The car was barely rolling along, while its two occupants were talking earnestly, their heads as close together as was possible under the circumstances.
“Johnny Parkinson, as I’m alive!” uttered Travers Gladwin. “Me old college chum, and as per 138 usual––making love. Yis, me grinning chauffeur frind, here’s where we make a pinch an’ test Mme. Flynn’s eyebrows. Officer, do your duty!”
Out he stepped into the roadway and raised his nightstick.
The big car came to a sudden stop and the two occupants stared angrily at the cause of the interruption.
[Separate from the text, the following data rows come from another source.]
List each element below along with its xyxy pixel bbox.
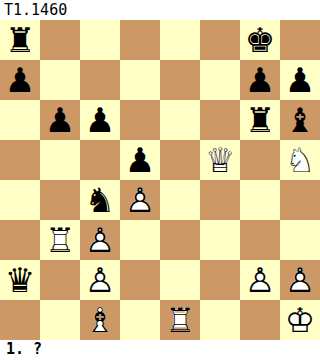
square-g2[interactable]: ♟♙ [240, 260, 280, 300]
white-bishop-piece[interactable]: ♗ [80, 300, 120, 340]
square-d1[interactable] [120, 300, 160, 340]
white-rook-piece[interactable]: ♖ [40, 220, 80, 260]
white-rook-piece[interactable]: ♖ [160, 300, 200, 340]
square-d6[interactable] [120, 100, 160, 140]
square-f4[interactable] [200, 180, 240, 220]
square-d2[interactable] [120, 260, 160, 300]
white-pawn-piece[interactable]: ♙ [80, 220, 120, 260]
black-pawn-piece[interactable]: ♟ [80, 100, 120, 140]
black-king-piece[interactable]: ♚ [240, 20, 280, 60]
black-pawn-piece[interactable]: ♟ [240, 60, 280, 100]
square-c5[interactable] [80, 140, 120, 180]
square-c2[interactable]: ♟♙ [80, 260, 120, 300]
white-queen-piece[interactable]: ♕ [200, 140, 240, 180]
square-b7[interactable] [40, 60, 80, 100]
black-rook-piece[interactable]: ♜ [240, 100, 280, 140]
square-f5[interactable]: ♛♕ [200, 140, 240, 180]
square-c6[interactable]: ♟ [80, 100, 120, 140]
square-b1[interactable] [40, 300, 80, 340]
square-a3[interactable] [0, 220, 40, 260]
square-f3[interactable] [200, 220, 240, 260]
square-f1[interactable] [200, 300, 240, 340]
square-g6[interactable]: ♜ [240, 100, 280, 140]
square-b2[interactable] [40, 260, 80, 300]
square-a4[interactable] [0, 180, 40, 220]
square-c3[interactable]: ♟♙ [80, 220, 120, 260]
white-pawn-piece[interactable]: ♙ [80, 260, 120, 300]
square-d5[interactable]: ♟ [120, 140, 160, 180]
square-g3[interactable] [240, 220, 280, 260]
square-d8[interactable] [120, 20, 160, 60]
square-a7[interactable]: ♟ [0, 60, 40, 100]
square-h2[interactable]: ♟♙ [280, 260, 320, 300]
square-e6[interactable] [160, 100, 200, 140]
square-e2[interactable] [160, 260, 200, 300]
move-prompt: 1. ? [6, 340, 42, 359]
black-knight-piece[interactable]: ♞ [80, 180, 120, 220]
white-knight-piece[interactable]: ♘ [280, 140, 320, 180]
white-pawn-piece[interactable]: ♙ [120, 180, 160, 220]
square-f8[interactable] [200, 20, 240, 60]
puzzle-title: T1.1460 [4, 1, 67, 19]
square-e4[interactable] [160, 180, 200, 220]
square-f7[interactable] [200, 60, 240, 100]
black-pawn-piece[interactable]: ♟ [0, 60, 40, 100]
square-e3[interactable] [160, 220, 200, 260]
square-f6[interactable] [200, 100, 240, 140]
chess-board: ♜♚♟♟♟♟♟♜♝♟♛♕♞♘♞♟♙♜♖♟♙♛♟♙♟♙♟♙♝♗♜♖♚♔ [0, 20, 320, 340]
black-pawn-piece[interactable]: ♟ [40, 100, 80, 140]
square-b4[interactable] [40, 180, 80, 220]
white-king-piece[interactable]: ♔ [280, 300, 320, 340]
square-h5[interactable]: ♞♘ [280, 140, 320, 180]
square-h6[interactable]: ♝ [280, 100, 320, 140]
square-h1[interactable]: ♚♔ [280, 300, 320, 340]
square-e1[interactable]: ♜♖ [160, 300, 200, 340]
square-b3[interactable]: ♜♖ [40, 220, 80, 260]
square-g1[interactable] [240, 300, 280, 340]
square-g5[interactable] [240, 140, 280, 180]
square-a5[interactable] [0, 140, 40, 180]
square-f2[interactable] [200, 260, 240, 300]
square-g4[interactable] [240, 180, 280, 220]
square-a1[interactable] [0, 300, 40, 340]
square-c8[interactable] [80, 20, 120, 60]
black-bishop-piece[interactable]: ♝ [280, 100, 320, 140]
square-b5[interactable] [40, 140, 80, 180]
square-c7[interactable] [80, 60, 120, 100]
square-a8[interactable]: ♜ [0, 20, 40, 60]
black-pawn-piece[interactable]: ♟ [280, 60, 320, 100]
black-queen-piece[interactable]: ♛ [0, 260, 40, 300]
square-h4[interactable] [280, 180, 320, 220]
square-d4[interactable]: ♟♙ [120, 180, 160, 220]
square-h7[interactable]: ♟ [280, 60, 320, 100]
square-c4[interactable]: ♞ [80, 180, 120, 220]
square-a6[interactable] [0, 100, 40, 140]
square-g8[interactable]: ♚ [240, 20, 280, 60]
square-d3[interactable] [120, 220, 160, 260]
white-pawn-piece[interactable]: ♙ [280, 260, 320, 300]
square-e5[interactable] [160, 140, 200, 180]
square-b6[interactable]: ♟ [40, 100, 80, 140]
square-h8[interactable] [280, 20, 320, 60]
black-rook-piece[interactable]: ♜ [0, 20, 40, 60]
square-b8[interactable] [40, 20, 80, 60]
square-c1[interactable]: ♝♗ [80, 300, 120, 340]
square-d7[interactable] [120, 60, 160, 100]
square-a2[interactable]: ♛ [0, 260, 40, 300]
white-pawn-piece[interactable]: ♙ [240, 260, 280, 300]
square-e8[interactable] [160, 20, 200, 60]
black-pawn-piece[interactable]: ♟ [120, 140, 160, 180]
square-e7[interactable] [160, 60, 200, 100]
square-g7[interactable]: ♟ [240, 60, 280, 100]
square-h3[interactable] [280, 220, 320, 260]
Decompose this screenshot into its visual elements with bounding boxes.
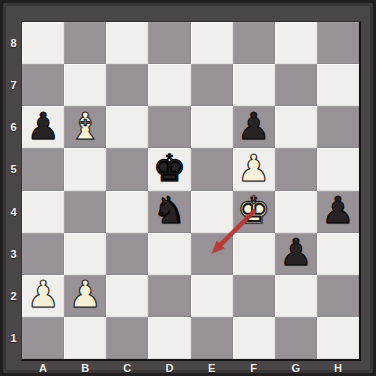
file-label-A: A	[22, 360, 64, 375]
square-d8[interactable]	[148, 22, 190, 64]
square-e7[interactable]	[191, 64, 233, 106]
square-d3[interactable]	[148, 233, 190, 275]
square-e3[interactable]	[191, 233, 233, 275]
file-label-G: G	[275, 360, 317, 375]
square-h6[interactable]	[317, 106, 359, 148]
square-d1[interactable]	[148, 317, 190, 359]
chess-board[interactable]: ♟♝♟♚♟♞♚♟♟♟♟	[21, 21, 361, 361]
piece-black-pawn[interactable]: ♟	[22, 106, 64, 148]
square-f2[interactable]	[233, 275, 275, 317]
square-c4[interactable]	[106, 191, 148, 233]
square-e8[interactable]	[191, 22, 233, 64]
square-b8[interactable]	[64, 22, 106, 64]
chess-diagram: 87654321 ♟♝♟♚♟♞♚♟♟♟♟ ABCDEFGH	[0, 0, 376, 376]
square-e1[interactable]	[191, 317, 233, 359]
square-a7[interactable]	[22, 64, 64, 106]
square-h2[interactable]	[317, 275, 359, 317]
square-b3[interactable]	[64, 233, 106, 275]
square-c1[interactable]	[106, 317, 148, 359]
square-g3[interactable]: ♟	[275, 233, 317, 275]
square-b5[interactable]	[64, 148, 106, 190]
square-d5[interactable]: ♚	[148, 148, 190, 190]
file-labels: ABCDEFGH	[22, 360, 359, 375]
rank-label-5: 5	[6, 148, 21, 190]
file-label-B: B	[64, 360, 106, 375]
square-f6[interactable]: ♟	[233, 106, 275, 148]
square-c5[interactable]	[106, 148, 148, 190]
square-h8[interactable]	[317, 22, 359, 64]
square-d7[interactable]	[148, 64, 190, 106]
square-d6[interactable]	[148, 106, 190, 148]
square-f7[interactable]	[233, 64, 275, 106]
square-b6[interactable]: ♝	[64, 106, 106, 148]
square-b2[interactable]: ♟	[64, 275, 106, 317]
file-label-C: C	[106, 360, 148, 375]
square-e6[interactable]	[191, 106, 233, 148]
square-a2[interactable]: ♟	[22, 275, 64, 317]
square-e5[interactable]	[191, 148, 233, 190]
square-f8[interactable]	[233, 22, 275, 64]
rank-label-7: 7	[6, 64, 21, 106]
rank-label-2: 2	[6, 275, 21, 317]
square-h3[interactable]	[317, 233, 359, 275]
piece-white-pawn[interactable]: ♟	[22, 275, 64, 317]
file-label-D: D	[148, 360, 190, 375]
square-c3[interactable]	[106, 233, 148, 275]
square-b7[interactable]	[64, 64, 106, 106]
square-a6[interactable]: ♟	[22, 106, 64, 148]
square-g4[interactable]	[275, 191, 317, 233]
square-e2[interactable]	[191, 275, 233, 317]
square-h7[interactable]	[317, 64, 359, 106]
piece-black-pawn[interactable]: ♟	[317, 191, 359, 233]
file-label-E: E	[191, 360, 233, 375]
square-h5[interactable]	[317, 148, 359, 190]
piece-white-pawn[interactable]: ♟	[64, 275, 106, 317]
square-h1[interactable]	[317, 317, 359, 359]
rank-label-1: 1	[6, 317, 21, 359]
square-b4[interactable]	[64, 191, 106, 233]
square-c7[interactable]	[106, 64, 148, 106]
square-e4[interactable]	[191, 191, 233, 233]
piece-black-king[interactable]: ♚	[148, 148, 190, 190]
square-c8[interactable]	[106, 22, 148, 64]
square-f1[interactable]	[233, 317, 275, 359]
square-a5[interactable]	[22, 148, 64, 190]
square-g5[interactable]	[275, 148, 317, 190]
square-f4[interactable]: ♚	[233, 191, 275, 233]
square-f5[interactable]: ♟	[233, 148, 275, 190]
rank-label-4: 4	[6, 191, 21, 233]
square-c6[interactable]	[106, 106, 148, 148]
square-c2[interactable]	[106, 275, 148, 317]
square-g7[interactable]	[275, 64, 317, 106]
file-label-H: H	[317, 360, 359, 375]
piece-white-king[interactable]: ♚	[233, 191, 275, 233]
piece-black-pawn[interactable]: ♟	[233, 106, 275, 148]
square-a3[interactable]	[22, 233, 64, 275]
piece-white-bishop[interactable]: ♝	[64, 106, 106, 148]
square-h4[interactable]: ♟	[317, 191, 359, 233]
square-a4[interactable]	[22, 191, 64, 233]
square-d4[interactable]: ♞	[148, 191, 190, 233]
rank-label-3: 3	[6, 233, 21, 275]
square-g1[interactable]	[275, 317, 317, 359]
file-label-F: F	[233, 360, 275, 375]
rank-label-8: 8	[6, 22, 21, 64]
rank-label-6: 6	[6, 106, 21, 148]
square-f3[interactable]	[233, 233, 275, 275]
square-a8[interactable]	[22, 22, 64, 64]
square-g6[interactable]	[275, 106, 317, 148]
piece-black-knight[interactable]: ♞	[148, 191, 190, 233]
rank-labels: 87654321	[6, 22, 21, 359]
square-g2[interactable]	[275, 275, 317, 317]
square-a1[interactable]	[22, 317, 64, 359]
piece-white-pawn[interactable]: ♟	[233, 148, 275, 190]
square-g8[interactable]	[275, 22, 317, 64]
square-d2[interactable]	[148, 275, 190, 317]
square-b1[interactable]	[64, 317, 106, 359]
piece-black-pawn[interactable]: ♟	[275, 233, 317, 275]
“I arrest yez in the name o’ the law,” cried Patrolman Gladwin, scowling so fiercely that one of the eyebrows was in danger.
“What’s that?” snorted the young aristocrat.
“You’re me pris’ner,” said Gladwin, easily. “I arrest ye fer breaking the speed laws––racin’ on the aven-oo.”
“It’s an outrage!” cried the pretty passenger. “We were scarcely crawling, Johnny.”
“You must be joking, officer,” said Johnny Parkinson, not very belligerently, for he had a bad record for speeding and wasn’t sure that some earlier offense was not involved.
“I’m not jokin’,” replied Gladwin, walking to the door of the tonneau and opening it, “and ye’ll oblige me by drivin’ to the police station.” He got in and lolled back cozily in the cushions.